CHILD: goodnight earth, goodnight stars, goodnight orb
MOM: no it’s goodnight moon, honey
ORB: t h i s c h i l d w i l l b e s p a r e d

@matt_travelling

So is Walmart a verb now?
As in, “I’m out of clean underwear, so I’m going to have to Walmart it today.”

@Shariv67

Whenever someone says smart phones are turning people into zombies, look up from your phone just long enough to bite them.

@Heldinchains

My kid just said his dinner tasted like cat litter.

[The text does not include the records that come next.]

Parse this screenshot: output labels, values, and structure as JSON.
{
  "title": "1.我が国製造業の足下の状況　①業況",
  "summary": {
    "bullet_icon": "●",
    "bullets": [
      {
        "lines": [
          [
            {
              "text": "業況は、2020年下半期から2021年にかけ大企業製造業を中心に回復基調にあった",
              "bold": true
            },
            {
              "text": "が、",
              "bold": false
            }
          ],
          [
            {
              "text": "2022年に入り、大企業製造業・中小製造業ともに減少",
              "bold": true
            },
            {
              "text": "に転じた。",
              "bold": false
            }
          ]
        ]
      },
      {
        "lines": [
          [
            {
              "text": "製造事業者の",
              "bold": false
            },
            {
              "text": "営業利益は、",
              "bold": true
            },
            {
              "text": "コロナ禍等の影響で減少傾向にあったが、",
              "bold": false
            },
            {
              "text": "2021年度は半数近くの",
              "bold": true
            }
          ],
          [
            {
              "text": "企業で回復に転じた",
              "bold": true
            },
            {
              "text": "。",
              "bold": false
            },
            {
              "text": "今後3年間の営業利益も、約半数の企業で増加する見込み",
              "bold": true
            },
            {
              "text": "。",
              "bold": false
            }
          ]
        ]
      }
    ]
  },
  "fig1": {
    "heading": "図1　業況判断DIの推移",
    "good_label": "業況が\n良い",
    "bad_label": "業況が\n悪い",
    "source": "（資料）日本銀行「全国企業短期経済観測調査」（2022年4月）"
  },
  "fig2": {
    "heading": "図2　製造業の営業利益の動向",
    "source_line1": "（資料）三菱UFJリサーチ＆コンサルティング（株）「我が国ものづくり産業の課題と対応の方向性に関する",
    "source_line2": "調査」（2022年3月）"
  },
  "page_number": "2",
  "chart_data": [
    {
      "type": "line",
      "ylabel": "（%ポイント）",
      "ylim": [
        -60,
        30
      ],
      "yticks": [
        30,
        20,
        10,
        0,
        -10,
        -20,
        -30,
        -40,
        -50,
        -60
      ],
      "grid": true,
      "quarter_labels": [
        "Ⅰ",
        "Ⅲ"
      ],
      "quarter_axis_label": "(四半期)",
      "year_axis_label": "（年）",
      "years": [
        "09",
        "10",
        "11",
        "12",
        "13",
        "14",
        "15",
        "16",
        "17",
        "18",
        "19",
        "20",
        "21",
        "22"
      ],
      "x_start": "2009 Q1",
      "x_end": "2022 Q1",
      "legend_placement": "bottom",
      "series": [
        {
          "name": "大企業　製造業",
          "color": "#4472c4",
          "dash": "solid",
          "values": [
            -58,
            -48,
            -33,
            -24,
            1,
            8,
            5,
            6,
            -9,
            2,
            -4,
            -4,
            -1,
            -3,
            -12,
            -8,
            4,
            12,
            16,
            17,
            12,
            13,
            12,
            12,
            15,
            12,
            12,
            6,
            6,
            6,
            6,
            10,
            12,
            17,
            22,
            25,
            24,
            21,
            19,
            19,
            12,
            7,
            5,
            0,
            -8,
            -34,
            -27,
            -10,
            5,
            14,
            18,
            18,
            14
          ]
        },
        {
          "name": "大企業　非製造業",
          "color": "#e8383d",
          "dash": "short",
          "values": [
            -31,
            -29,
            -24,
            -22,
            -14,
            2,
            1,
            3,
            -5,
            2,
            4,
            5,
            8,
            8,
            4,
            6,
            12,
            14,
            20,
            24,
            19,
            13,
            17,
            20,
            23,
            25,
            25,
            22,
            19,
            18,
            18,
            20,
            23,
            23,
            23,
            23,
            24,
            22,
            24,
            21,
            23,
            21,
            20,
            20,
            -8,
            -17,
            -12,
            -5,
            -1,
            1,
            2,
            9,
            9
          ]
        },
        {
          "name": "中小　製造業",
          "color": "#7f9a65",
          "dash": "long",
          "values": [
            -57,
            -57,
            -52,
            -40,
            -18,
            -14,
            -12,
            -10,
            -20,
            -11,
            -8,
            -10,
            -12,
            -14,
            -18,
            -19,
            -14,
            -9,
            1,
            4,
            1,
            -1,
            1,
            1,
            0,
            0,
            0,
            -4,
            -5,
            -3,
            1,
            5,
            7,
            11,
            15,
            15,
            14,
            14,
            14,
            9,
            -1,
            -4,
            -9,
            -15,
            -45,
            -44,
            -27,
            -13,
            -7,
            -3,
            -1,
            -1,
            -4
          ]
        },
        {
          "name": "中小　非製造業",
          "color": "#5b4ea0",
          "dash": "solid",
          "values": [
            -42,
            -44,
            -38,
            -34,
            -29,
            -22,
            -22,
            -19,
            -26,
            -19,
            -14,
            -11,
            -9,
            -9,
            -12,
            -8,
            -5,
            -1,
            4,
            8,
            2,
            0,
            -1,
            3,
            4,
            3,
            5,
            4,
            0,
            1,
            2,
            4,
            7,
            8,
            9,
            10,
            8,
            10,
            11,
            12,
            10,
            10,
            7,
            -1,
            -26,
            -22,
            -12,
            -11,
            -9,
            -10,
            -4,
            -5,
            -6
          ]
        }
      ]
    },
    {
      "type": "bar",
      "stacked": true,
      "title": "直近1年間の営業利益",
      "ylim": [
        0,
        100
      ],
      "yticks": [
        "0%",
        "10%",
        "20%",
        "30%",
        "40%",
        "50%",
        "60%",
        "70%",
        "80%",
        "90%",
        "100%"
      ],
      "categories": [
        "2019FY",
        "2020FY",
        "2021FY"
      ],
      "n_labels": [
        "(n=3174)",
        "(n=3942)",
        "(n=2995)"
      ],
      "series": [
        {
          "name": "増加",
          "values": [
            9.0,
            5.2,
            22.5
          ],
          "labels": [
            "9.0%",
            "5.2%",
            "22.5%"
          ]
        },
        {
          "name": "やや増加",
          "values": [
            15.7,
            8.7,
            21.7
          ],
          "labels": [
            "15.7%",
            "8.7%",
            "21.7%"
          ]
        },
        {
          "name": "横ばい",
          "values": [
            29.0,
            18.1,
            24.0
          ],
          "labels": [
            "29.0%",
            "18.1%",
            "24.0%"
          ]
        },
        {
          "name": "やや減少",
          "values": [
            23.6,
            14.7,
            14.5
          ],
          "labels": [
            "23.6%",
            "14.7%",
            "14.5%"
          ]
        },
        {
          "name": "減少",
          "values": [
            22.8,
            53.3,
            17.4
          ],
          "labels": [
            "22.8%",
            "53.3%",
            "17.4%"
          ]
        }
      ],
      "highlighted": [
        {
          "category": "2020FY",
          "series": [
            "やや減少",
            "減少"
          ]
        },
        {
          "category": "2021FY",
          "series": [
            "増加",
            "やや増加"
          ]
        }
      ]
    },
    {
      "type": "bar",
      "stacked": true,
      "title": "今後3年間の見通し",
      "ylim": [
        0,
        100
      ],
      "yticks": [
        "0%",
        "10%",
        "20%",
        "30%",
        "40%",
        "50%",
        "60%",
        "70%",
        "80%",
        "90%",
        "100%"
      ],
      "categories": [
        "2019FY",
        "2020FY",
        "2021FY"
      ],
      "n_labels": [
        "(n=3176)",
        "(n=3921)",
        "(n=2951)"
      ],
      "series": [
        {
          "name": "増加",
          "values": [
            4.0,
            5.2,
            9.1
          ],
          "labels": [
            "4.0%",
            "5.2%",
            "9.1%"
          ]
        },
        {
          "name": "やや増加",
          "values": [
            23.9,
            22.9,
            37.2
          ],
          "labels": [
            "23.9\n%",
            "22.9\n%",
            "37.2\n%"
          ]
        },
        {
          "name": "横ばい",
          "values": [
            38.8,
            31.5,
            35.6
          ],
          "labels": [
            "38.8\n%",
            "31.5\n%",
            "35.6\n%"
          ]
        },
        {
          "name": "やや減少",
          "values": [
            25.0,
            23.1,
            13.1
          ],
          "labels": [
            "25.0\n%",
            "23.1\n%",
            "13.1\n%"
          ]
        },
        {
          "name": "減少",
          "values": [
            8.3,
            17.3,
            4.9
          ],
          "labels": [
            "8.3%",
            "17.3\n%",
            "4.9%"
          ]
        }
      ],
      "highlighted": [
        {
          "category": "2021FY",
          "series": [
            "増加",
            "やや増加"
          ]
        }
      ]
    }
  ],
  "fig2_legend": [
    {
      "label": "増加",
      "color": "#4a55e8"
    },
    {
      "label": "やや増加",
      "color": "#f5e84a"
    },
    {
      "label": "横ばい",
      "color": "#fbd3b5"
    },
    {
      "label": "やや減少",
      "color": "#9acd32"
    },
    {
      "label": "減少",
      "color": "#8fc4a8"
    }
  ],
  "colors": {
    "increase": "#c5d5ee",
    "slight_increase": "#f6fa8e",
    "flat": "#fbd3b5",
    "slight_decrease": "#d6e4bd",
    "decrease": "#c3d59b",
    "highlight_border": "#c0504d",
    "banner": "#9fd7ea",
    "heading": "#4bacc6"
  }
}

Not sure if I should be offended or wonder how he knows what cat litter tastes like.

@MarkAFuqua1

I’ll always be here for you, unless we run out of beer over here and someone has some over there, then I’ll be over there for you.

@JasonNotEvil

My favorite game to play after shaving my head is “How much lint did I collect by the next morning?”

@MamasUncutQA

Whenever a character in a book praises the cleverness of another character’s idea, it’s really just the author praising their own idea.

@RobinMcCauley

Can’t stop thinking about really disturbing things today, like what if they had called him Illinois Jones.

@sfreeze6

So who WERE Huey, Dewey and Louie’s parents, anyway? And why did they let them spend so much time with their insane, pantsless uncle?

@primawesome

Every time I have a salad for lunch my stomach feels the same way a dog does when someone fake throws a tennis ball.